L’Hajduk domine largement mais reste toujours sous la menace d’un contre, jouant réellement sans arrières-pensées défensives. Heureusement le bon Andjelkovic réussit à couper beaucoup de contre-attaques de sa position de n°6. Devant, la qualité technique et la vitesse des Susic, Vlasic, Maglica et Gotal font très mal aux visiteurs. Sur une belle action menée côté droit, l’hyperactif Vrsajevic trouve Maglica au premier poteau qui coupe et marque. 2-0 !

Une deuxième mi-temps très tendue

A la mi-temps, le résultat du RNK Split est connu. Avec un 0-0 en Ukraine, l’autre club de la ville est qualifié et cela semble remplir de joie les supporters de l’Hajduk. Apparemment aucune rivalité n’existe entre ces deux clubs.

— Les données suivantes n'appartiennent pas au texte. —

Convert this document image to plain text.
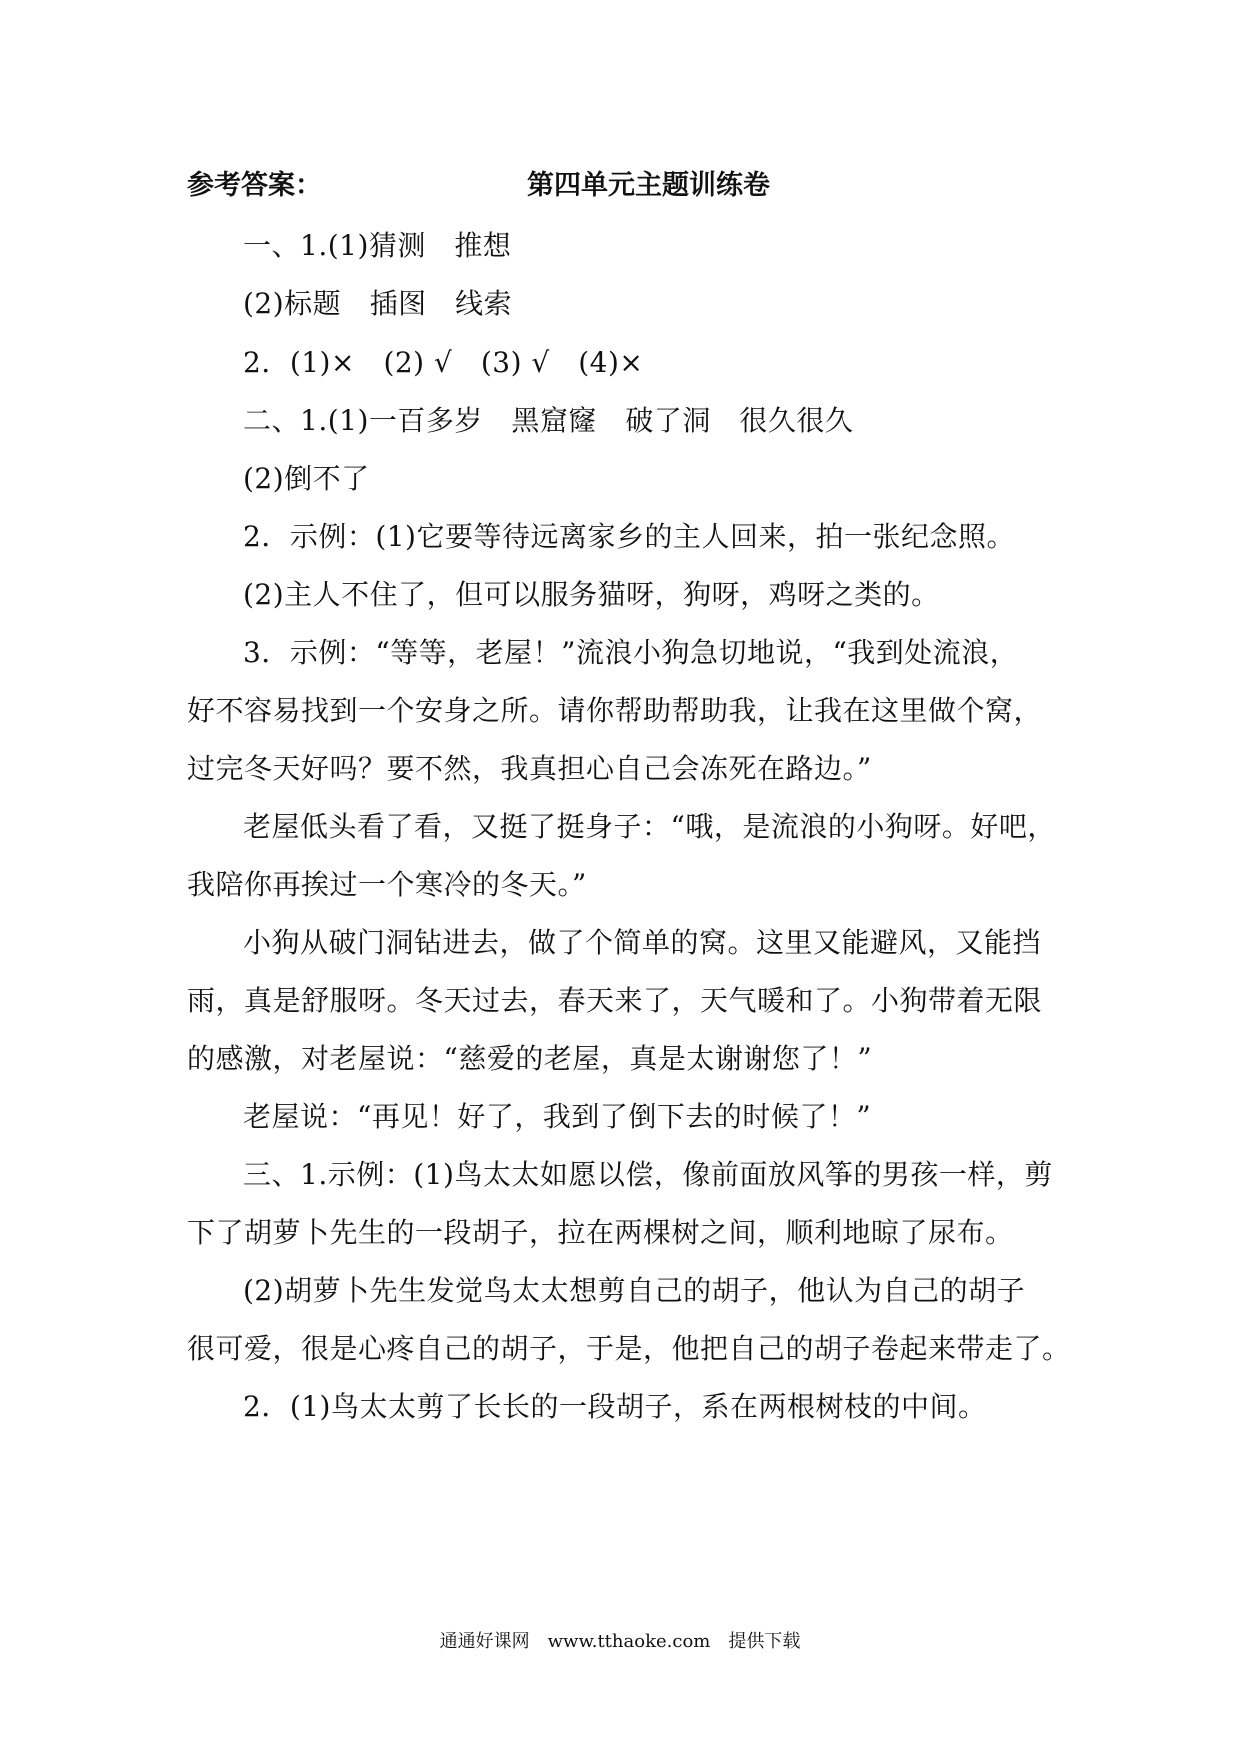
参考答案：	第四单元主题训练卷
一、1.(1)猜测　推想
(2)标题　插图　线索
2．(1)×　(2) √　(3) √　(4)×
二、1.(1)一百多岁　黑窟窿　破了洞　很久很久
(2)倒不了
2．示例：(1)它要等待远离家乡的主人回来，拍一张纪念照。
(2)主人不住了，但可以服务猫呀，狗呀，鸡呀之类的。
3．示例：“等等，老屋！”流浪小狗急切地说，“我到处流浪，
好不容易找到一个安身之所。请你帮助帮助我，让我在这里做个窝，
过完冬天好吗？要不然，我真担心自己会冻死在路边。”
老屋低头看了看，又挺了挺身子：“哦，是流浪的小狗呀。好吧，
我陪你再挨过一个寒冷的冬天。”
小狗从破门洞钻进去，做了个简单的窝。这里又能避风，又能挡
雨，真是舒服呀。冬天过去，春天来了，天气暖和了。小狗带着无限
的感激，对老屋说：“慈爱的老屋，真是太谢谢您了！”
老屋说：“再见！好了，我到了倒下去的时候了！”
三、1.示例：(1)鸟太太如愿以偿，像前面放风筝的男孩一样，剪
下了胡萝卜先生的一段胡子，拉在两棵树之间，顺利地晾了尿布。
(2)胡萝卜先生发觉鸟太太想剪自己的胡子，他认为自己的胡子
很可爱，很是心疼自己的胡子，于是，他把自己的胡子卷起来带走了。
2．(1)鸟太太剪了长长的一段胡子，系在两根树枝的中间。
通通好课网　www.tthaoke.com　提供下载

A la reprise, les Kazakhs changent finalement leur fusil d’épaule et optent pour une tactique moins défensive. Dès lors le match s’équilibre un peu. Les deux équipes se construisent de réelles occasions et les Kazakhs par deux fois sont tous près de reprendre l’avantage sur les deux matchs.

Le dernier quart d’heure est irrespirable. Dans la tribune, les supporters continuent de chanter mais on sent bien que les visages sont plus tendus et les regards moins confiants. Un but encaissé et ce serait fini. A la 87è, le stade est à deux doigts de la crise cardiaque : un attaquant kazakh envoie une frappe, qu’un défenseur croate dévie ; le gardien Kalinic semble battu mais réussit finalement à changer d’appui et dévie le ballon sur le poteau ! Les Kazakhs ont laissé passer leur chance. Sur un dernier contre, les Croates se retrouvent à 4 contre 1 puis 2 contre 1. Gotal la joue tout seul et marque. 94è minute, 3-0. L’affaire est réglée. Les joueurs explosent sur le terrain.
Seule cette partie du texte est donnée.